Amerotke se levantó para ir hasta la bandeja que había dejado uno de los sacerdotes para la diosa, y llenó hasta la mitad una copa. Entonces oyó un ruido, y, al volverse, vio a Sethos con la cabeza echada hacia atrás, vaciando en su boca las últimas gotas de un líquido contenido en un pequeño frasco que había sacado de la bolsa. El fiscal dejó caer el frasco vacío.
—Veneno —dijo—. Un veneno que parará el corazón y coagulará la sangre.
Se tendió en el suelo como un niño dispuesto a dormir, con la cabeza apoyada en el bolso. Tendió una mano.
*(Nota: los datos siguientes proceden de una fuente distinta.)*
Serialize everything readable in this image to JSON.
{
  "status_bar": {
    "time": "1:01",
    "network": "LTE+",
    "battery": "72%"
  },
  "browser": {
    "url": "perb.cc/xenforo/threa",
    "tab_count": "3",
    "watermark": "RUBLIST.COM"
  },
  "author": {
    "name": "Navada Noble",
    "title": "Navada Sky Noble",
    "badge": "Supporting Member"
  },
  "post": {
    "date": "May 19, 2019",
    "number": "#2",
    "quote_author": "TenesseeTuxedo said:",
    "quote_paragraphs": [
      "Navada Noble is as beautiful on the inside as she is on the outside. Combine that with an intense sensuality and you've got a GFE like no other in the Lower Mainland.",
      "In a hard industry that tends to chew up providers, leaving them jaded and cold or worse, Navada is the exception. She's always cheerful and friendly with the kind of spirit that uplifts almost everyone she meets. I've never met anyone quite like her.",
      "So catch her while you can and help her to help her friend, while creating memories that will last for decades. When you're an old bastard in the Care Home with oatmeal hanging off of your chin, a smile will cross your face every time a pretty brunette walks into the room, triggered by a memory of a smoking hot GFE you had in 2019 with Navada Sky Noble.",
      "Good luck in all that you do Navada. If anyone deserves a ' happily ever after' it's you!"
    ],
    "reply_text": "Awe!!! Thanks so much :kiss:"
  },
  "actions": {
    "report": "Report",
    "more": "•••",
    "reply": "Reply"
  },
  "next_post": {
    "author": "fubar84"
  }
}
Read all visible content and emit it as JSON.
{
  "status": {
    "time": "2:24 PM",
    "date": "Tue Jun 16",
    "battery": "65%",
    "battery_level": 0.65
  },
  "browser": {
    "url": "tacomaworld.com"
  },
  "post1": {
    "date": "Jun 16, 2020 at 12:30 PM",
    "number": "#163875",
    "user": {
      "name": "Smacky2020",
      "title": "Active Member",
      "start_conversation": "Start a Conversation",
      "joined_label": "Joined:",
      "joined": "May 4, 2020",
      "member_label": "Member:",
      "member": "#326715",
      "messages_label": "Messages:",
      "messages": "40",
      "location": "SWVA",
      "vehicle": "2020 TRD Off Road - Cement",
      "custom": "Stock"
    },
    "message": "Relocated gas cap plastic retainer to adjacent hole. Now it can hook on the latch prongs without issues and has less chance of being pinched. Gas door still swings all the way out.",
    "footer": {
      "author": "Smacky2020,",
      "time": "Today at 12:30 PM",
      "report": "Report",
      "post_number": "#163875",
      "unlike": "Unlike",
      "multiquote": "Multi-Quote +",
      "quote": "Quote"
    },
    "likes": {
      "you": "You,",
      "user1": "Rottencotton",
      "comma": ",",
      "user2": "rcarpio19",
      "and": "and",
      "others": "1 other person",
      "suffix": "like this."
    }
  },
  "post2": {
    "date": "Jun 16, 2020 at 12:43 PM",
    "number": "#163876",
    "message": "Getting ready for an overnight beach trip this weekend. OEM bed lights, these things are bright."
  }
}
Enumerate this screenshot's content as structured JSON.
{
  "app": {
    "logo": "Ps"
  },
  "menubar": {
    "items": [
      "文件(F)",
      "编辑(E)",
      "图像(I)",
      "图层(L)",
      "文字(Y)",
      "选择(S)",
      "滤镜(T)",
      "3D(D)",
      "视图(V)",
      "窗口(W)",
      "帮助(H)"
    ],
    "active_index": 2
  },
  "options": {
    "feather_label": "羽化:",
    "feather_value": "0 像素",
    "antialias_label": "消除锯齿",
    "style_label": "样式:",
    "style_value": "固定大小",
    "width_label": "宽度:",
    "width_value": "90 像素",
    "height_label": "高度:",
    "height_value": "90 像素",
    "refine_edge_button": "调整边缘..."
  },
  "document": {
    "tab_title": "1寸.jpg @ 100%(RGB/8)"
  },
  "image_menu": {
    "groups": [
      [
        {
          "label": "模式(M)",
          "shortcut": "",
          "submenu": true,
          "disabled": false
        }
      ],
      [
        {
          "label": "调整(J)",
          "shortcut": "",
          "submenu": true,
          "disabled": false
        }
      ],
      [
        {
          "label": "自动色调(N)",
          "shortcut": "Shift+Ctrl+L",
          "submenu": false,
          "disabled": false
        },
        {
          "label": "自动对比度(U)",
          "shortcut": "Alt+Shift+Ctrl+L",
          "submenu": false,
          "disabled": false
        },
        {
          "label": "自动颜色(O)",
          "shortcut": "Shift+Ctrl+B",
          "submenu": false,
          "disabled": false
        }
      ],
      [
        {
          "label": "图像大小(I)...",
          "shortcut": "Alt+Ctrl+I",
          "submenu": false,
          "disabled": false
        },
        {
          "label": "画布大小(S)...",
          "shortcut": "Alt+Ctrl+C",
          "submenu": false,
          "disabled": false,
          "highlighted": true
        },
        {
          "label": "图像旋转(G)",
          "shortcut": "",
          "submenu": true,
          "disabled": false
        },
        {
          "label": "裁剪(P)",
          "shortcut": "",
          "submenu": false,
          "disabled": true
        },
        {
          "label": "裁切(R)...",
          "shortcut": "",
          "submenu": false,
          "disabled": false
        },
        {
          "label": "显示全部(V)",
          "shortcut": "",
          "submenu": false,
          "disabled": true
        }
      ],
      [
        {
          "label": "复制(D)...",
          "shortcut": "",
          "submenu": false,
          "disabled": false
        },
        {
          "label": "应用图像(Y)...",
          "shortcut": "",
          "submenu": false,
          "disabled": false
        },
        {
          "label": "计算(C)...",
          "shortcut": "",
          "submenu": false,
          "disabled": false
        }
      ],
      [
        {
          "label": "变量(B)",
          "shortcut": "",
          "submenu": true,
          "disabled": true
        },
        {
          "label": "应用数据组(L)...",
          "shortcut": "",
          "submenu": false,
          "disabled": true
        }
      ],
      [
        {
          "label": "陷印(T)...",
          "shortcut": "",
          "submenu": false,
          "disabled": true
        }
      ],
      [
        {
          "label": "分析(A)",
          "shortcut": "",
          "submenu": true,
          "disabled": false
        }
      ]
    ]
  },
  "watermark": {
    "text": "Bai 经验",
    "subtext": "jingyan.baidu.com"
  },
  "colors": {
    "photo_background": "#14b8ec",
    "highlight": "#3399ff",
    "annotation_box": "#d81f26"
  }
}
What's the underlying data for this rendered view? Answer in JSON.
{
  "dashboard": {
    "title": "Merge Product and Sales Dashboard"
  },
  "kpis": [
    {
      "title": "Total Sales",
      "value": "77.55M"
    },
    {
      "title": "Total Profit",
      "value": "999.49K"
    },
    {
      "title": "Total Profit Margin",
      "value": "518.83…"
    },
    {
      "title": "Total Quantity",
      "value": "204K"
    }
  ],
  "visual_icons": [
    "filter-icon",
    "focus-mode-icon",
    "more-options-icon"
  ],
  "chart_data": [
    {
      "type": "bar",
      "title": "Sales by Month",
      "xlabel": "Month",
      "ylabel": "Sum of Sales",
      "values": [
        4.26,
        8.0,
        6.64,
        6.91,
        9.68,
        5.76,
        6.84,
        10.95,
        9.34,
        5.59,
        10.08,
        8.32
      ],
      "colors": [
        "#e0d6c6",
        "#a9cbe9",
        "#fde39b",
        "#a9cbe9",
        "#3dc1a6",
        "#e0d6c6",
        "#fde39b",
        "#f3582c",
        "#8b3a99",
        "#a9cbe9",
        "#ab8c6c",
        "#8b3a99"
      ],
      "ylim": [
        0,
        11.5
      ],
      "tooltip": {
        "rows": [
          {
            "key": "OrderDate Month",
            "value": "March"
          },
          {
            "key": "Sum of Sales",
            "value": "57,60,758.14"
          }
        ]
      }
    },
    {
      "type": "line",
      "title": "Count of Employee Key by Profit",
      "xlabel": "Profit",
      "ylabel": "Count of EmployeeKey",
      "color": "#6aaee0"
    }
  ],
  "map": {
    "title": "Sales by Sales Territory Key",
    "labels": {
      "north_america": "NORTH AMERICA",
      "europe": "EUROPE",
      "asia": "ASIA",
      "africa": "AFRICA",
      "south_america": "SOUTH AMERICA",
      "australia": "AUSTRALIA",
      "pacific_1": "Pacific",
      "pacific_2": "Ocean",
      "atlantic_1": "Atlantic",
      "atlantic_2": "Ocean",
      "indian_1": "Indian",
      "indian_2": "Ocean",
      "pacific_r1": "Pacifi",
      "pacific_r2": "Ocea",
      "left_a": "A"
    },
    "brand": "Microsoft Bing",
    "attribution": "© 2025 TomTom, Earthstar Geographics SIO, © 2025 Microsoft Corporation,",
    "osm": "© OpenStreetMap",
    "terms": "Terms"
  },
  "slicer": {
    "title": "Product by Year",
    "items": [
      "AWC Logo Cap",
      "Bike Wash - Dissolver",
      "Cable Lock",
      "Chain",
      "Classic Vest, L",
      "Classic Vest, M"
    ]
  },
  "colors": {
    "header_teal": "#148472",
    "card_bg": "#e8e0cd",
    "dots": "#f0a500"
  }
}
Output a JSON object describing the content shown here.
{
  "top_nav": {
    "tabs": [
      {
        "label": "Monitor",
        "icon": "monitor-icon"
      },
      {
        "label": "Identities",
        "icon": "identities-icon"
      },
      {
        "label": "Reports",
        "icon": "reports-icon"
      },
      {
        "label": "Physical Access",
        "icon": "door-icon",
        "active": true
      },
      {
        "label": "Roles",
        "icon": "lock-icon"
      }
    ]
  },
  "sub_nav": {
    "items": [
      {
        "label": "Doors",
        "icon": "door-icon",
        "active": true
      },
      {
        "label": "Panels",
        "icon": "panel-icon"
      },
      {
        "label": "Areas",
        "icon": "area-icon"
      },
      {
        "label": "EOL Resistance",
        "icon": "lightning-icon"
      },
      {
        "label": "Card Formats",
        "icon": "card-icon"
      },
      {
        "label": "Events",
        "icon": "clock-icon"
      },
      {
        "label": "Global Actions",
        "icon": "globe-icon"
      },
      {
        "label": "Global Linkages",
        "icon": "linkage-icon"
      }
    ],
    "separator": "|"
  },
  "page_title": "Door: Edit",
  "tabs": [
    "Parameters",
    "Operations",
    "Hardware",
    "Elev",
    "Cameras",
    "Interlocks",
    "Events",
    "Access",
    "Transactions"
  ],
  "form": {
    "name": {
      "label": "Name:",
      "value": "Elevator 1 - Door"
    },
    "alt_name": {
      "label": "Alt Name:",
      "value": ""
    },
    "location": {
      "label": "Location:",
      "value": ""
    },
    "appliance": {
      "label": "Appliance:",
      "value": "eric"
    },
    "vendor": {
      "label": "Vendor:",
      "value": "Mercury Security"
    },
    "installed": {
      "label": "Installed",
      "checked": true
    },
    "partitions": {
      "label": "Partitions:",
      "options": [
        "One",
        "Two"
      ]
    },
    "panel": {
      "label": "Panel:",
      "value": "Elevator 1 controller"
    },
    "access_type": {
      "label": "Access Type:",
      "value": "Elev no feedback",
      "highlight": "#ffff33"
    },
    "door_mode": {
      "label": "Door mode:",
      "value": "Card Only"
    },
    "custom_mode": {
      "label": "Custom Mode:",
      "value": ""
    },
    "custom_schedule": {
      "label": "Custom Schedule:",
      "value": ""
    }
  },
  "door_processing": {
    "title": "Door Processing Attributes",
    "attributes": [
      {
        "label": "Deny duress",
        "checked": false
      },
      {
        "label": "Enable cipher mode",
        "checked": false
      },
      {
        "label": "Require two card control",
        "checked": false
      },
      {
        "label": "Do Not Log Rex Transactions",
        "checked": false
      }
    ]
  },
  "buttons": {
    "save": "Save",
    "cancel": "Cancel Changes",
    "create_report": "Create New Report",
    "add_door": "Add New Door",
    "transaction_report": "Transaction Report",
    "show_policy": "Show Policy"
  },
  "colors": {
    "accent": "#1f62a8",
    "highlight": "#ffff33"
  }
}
—No quiero morir solo, Amerotke.
El juez se arrodilló a su lado. Cogió la mano de Sethos, que ya se notaba fría y pegajosa aunque el apretón era firme.
—Reza una plegaria por mí —susurró Sethos—. Permite que mi cadáver sea enterrado correctamente. Deja que mi Ka entre en la sala de Osiris, dónde responderé por lo que he hecho.
Durante unos momentos permaneció tranquilo, luego el cuerpo de Sethos se retorció en un espasmo, una espuma amarillenta resbaló por la comisura de los labios, y la cabeza cayó a un lado. Amerotke soltó la mano, rezó una breve plegaria y después miró la puerta cerrada del camarín, los boles de incienso, las copas y los platos sagrados. Inclinó la cabeza.
—Al final —afirmó—, solo queda la verdad.